Abida, su esclava africana, le ayudaba a lavarse el cuerpo con una esponja untada de los aceites más suaves y olorosos. Era muy discreta y aún en esa actitud, sufría por su pequeña ama Neera a la que había visto nacer hacía dieciséis años.
Neera no pudo evitar comenzar a llorar y así, enormes lagrimones teñían de sufrimiento su cara, cuando Abida, como era la costumbre, afeitó su pubis, para que fuera del agrado de su futuro marido.
Y también lloraba, porque recordaba el cariño que sentía por Tassos su vecino y amigo, acompañante de juegos, el chico con el que nació una sincera llama de amor compartida, ya casi imposible de mantener y que ahora se encontraba enrolado en el ejército griego donde su padre le envió para que su amor por Neera no diera lugar a habladurías ni a locuras juveniles, una vez que la familia de la chica había alcanzado tan generoso acuerdo de matrimonio con el noble Fidias.
Una vez ungida como marcaba la tradición, Abida hizo algo insólito en una esclava.
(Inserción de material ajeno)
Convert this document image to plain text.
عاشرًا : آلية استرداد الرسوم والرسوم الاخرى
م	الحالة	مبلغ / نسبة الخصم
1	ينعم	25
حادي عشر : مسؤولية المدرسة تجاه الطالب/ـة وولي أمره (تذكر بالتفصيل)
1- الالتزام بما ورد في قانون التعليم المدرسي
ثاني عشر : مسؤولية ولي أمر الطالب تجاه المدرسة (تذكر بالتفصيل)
Agarró con fuerza la mano de Neera y se la besó en señal de cariño y deseo de suerte. Cruzó con ella una larga mirada, sin mediar palabra alguna. Y salió de la habitación para que la chica descansara.
Sola se quedó Neera, sollozando. Su futuro estaba escrito por otros, aunque tal vez, aún podría decir su última palabra.
Cuando su madre entró en su cuarto, la encontró tendida en el suelo, con una leve sonrisa en la cara, una cara de paz y sosiego. En su mano, restos de una planta venenosa, la acónita.
Puede que Neera la hubiera robado del almacén de su padre, o puede que alguien, la hubiera colocado en su mano, otorgándole cuando menos la posibilidad de decidir sobre su vida.